Just a week later, though, the government reported that consumer prices grew over the previous 12 months by the most in three decades. The inflation spike has squeezed consumers, posed a threat to the Biden administration and intensified pressure on Powell to act.
Some economists — and some Fed officials — want the Fed to move faster to rein in its ultra-low-rate policies. Other policymakers favor a more patient approach to interest rates. The result is a split within the Fed that Powell will likely have to settle, with potentially far-reaching consequences for the economy.
It all comes just as President Joe Biden is about to announce whether he will offer Powell a second four-year term as Fed chair or instead nominate Lael Brainard, the leading alternative, who is a member of the Fed’s Board of Governors. Powell’s term as chair expires in February.
The question of whether the Fed should act faster to withdraw the enormous aid it injected into the economy to fight the pandemic recession highlights the extraordinarily delicate task before the Fed as it seeks to contain inflation without slowing an economy that is still 4 million jobs short of pre-pandemic levels.

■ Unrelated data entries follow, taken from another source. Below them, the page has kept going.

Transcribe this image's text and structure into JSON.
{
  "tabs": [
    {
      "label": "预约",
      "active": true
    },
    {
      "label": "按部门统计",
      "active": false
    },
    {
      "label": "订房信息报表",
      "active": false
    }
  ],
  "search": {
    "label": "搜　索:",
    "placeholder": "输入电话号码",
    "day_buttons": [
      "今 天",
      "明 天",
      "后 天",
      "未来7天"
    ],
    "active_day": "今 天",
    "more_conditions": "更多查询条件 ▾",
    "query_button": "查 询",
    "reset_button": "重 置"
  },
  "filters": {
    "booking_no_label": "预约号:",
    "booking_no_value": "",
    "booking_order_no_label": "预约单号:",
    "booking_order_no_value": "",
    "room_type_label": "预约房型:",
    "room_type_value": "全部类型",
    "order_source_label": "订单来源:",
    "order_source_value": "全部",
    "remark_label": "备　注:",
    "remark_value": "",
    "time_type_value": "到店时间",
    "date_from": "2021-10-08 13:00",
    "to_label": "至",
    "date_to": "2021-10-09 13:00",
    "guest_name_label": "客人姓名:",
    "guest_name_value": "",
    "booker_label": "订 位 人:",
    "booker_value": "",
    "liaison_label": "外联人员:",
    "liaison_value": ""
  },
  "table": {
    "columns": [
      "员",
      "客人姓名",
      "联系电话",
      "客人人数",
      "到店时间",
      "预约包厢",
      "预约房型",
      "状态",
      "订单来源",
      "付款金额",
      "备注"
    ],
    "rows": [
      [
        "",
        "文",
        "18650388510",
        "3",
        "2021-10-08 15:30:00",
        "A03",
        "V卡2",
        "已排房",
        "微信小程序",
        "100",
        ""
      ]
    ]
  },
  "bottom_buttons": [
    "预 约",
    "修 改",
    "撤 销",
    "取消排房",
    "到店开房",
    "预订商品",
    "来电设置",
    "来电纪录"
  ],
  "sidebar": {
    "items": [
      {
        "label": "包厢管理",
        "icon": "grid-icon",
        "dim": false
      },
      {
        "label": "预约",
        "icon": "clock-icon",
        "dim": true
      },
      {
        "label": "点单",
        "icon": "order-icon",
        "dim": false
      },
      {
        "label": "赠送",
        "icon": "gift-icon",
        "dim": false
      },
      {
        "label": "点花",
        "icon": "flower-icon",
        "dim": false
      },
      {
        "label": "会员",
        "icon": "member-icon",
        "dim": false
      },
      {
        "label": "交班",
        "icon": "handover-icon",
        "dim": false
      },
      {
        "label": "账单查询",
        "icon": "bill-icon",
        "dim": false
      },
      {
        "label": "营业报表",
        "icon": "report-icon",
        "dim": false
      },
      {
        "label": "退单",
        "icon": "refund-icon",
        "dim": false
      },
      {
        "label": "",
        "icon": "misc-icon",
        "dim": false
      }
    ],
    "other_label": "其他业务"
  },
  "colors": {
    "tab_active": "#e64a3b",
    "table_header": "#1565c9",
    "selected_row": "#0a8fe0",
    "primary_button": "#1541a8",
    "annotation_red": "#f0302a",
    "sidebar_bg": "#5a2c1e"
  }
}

The main source of disagreement at the central bank’s next meeting in December will likely revolve around whether it should accelerate the reduction, or tapering, of its monthly bond purchases. The Fed bought $120 billion a month in Treasury and mortgage bonds beginning last summer until Powell announced Nov. 3 that the Fed would taper those purchases, which have been intended to lower longer-term rates and encourage more borrowing and spending.
Powell said the purchases will be pared by $15 billion a month in November and December, which would end them altogether by June. But the Fed did not commit to sticking to that pace; it held out the possibility of accelerating the pullback. Doing so would give the Fed the option to raise its key short-term interest rate as early as the first half of 2022. A rate hike would, in turn, lead to higher consumer borrowing costs for things like mortgages and credit cards.
Many economists have been moving up their timetable for an initial Fed rate hike. Goldman Sachs now foresees two rate increases next year, nearly a year earlier than their previous projections.
Some Fed officials, though, want to take a more patient approach, allowing the taper to continue through June and then taking time to assess whether rate further rate hikes are needed
Spending on goods has jumped 15% since the pandemic, economists at Wells Fargo note. After the last recession, goods spending didn’t rise that much until eight years after the downturn began. That powerful demand is clogging ports and overwhelming the freight trains and trucks that deliver them.
Consumers are likely to shift some of that spending back to services as the pandemic fades, which could slow inflation, said Michael Pugliese, an economist at Wells Fargo.
Powell suggested that he was thinking about this very issue during a news conference after the Fed’s recent meeting, when he said consumers will likely shift some spending back to services soon.
The debate is intensifying as Biden nears a decision on whether to reappoint Powell as Fed chair. The president told reporters Tuesday that he would announce his decision as soon as this week.